News > Asia & Australia

655,000 More Iraqis Killed Since Invasion

By  IOL Staff

The mortality rate rose from 5.5 people per 1,000 per year before the invasion to 19.8 deaths.

The mortality rate rose from 5.5 people per 1,000 per year before the invasion to 19.8 deaths.

CAIRO — A team of American and Iraqi epidemiologists estimates that 655,000 more people have lost their lives since the US-led troops invaded the Arab country in March 2003 than would have otherwise happened, the highest death toll ever since the invasion.

"We estimate that as of July, 2006, there have been 654 965 excess Iraqi deaths as a consequence of the war, which corresponds to 2·5% of the population in the study area," said the study, conducted between May 20 and July 10, and published online Wednesday, October 11, by the British medical journal the Lancet.

"Of post-invasion deaths, 601,027 were due to violence, the most common cause being gunfire."

The study was conducted 10 by eight Iraqi physicians and overseen by Johns Hopkins University's Bloomberg School of Public Health.

It surveyed 1,849 Iraqi families in 47 different neighborhoods across Iraq. The selection of geographical areas in 18 regions across Iraq was based on population size, not on the level of violence.

The study found a steady increase in "excess deaths" since the invasion, with a steeper rise in the last year that appears to reflect a worsening of violence.

"The number of people dying in Iraq has continued to escalate. The proportion of deaths ascribed to coalition forces has diminished in 2006, although the actual numbers have increased every year."

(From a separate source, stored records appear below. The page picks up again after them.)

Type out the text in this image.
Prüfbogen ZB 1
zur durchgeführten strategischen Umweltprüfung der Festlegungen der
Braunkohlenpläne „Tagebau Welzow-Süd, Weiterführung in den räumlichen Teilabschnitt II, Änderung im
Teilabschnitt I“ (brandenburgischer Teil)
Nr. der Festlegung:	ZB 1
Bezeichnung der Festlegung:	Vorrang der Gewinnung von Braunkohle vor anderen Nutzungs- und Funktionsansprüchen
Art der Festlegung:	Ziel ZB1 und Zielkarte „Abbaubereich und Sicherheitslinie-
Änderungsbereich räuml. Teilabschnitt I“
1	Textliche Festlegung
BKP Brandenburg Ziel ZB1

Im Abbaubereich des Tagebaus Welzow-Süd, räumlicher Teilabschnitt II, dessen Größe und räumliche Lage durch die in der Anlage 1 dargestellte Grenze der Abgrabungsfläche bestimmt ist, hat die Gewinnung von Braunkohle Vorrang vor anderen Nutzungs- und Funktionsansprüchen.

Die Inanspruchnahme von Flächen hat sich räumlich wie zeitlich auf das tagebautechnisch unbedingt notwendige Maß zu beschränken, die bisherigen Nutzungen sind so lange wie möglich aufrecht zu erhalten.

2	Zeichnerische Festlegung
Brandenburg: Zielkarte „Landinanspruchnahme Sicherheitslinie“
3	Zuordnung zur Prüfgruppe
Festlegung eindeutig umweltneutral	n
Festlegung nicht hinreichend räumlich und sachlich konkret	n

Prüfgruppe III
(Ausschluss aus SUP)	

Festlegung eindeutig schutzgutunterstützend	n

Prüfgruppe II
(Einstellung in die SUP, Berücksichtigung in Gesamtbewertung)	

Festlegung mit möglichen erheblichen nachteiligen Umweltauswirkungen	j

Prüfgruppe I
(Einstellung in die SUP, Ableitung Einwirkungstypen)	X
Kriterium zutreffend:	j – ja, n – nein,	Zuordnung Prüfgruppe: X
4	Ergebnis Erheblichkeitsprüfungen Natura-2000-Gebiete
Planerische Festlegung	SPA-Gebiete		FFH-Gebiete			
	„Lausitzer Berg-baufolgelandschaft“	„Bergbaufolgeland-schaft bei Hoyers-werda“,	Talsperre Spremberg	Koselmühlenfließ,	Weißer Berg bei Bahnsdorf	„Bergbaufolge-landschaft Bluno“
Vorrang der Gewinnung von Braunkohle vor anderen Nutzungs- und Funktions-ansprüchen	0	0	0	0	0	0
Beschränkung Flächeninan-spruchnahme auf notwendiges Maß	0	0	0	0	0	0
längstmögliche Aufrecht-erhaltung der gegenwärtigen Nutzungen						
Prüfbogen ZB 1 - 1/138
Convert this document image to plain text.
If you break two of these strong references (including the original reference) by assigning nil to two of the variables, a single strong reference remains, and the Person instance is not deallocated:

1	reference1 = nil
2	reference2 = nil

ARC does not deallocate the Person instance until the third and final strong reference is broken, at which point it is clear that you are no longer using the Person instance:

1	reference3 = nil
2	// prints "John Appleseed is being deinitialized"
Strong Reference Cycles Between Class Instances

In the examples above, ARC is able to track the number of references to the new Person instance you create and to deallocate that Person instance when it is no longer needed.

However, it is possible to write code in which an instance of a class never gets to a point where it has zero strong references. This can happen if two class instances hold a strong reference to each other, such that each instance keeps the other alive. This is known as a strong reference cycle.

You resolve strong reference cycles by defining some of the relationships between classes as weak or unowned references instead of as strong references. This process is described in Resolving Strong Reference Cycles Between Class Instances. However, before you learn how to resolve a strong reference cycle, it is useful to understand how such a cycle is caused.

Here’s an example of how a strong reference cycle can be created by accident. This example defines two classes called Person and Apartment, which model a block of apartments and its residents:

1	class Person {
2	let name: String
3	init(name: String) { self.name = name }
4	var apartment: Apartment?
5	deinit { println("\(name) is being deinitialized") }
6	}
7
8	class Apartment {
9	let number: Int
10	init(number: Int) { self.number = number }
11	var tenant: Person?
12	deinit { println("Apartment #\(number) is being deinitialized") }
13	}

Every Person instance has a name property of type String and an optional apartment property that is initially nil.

In the year ending in June, the team calculated Iraq's mortality rate to be roughly four times what it was the year before the war.

The study breaks down to about 15,000 violent deaths a month, a number that is quadruple the one for July given by Iraqi government hospitals and the morgue in Baghdad. That month was the highest for Iraqi civilian deaths since the invasion.

The new survey comes as fire is still blazing at a US base in Baghdad, known as Forward Operating Base Falcon.

The US army said this was caused by a mortar attack that triggered a series of massive explosions in an ammunition dump in the base.

The human rights office of the UN Assistance Mission in Iraq (UNAMI) warned in a report on September 21 that civilian torture and killing in Iraq is surging in an alarming daily rate in detention centers as well as by rampant sectarian-oriented militias across the country.

Shocking

The study estimate is more than 20 times the estimate of 30,000 civilian deaths President George Bush gave in a speech in December.

It is also 10 times higher than the estimate of roughly 50,000 civilian deaths made by the British-based Iraq Body Count research group.

"I expect that people will be surprised by these figures," Sarah Leah Whitson, an official of Human Rights Watch in New York commented on the study to the Washington Post.

Whitson said that there was no reason to question the findings or the accuracy of the survey.

"I think it is very important that, rather than questioning them, people realize there is very, very little reliable data coming out of Iraq."

The Pentagon did not comment directly on the findings.

The Bush administration invaded Iraq in March 2003 on claims that it was stockpiling weapons of mass destruction, an allegation refuted by a later US presidential report which said the administration made the case for war despite intelligence doubts and strong voices of dissent.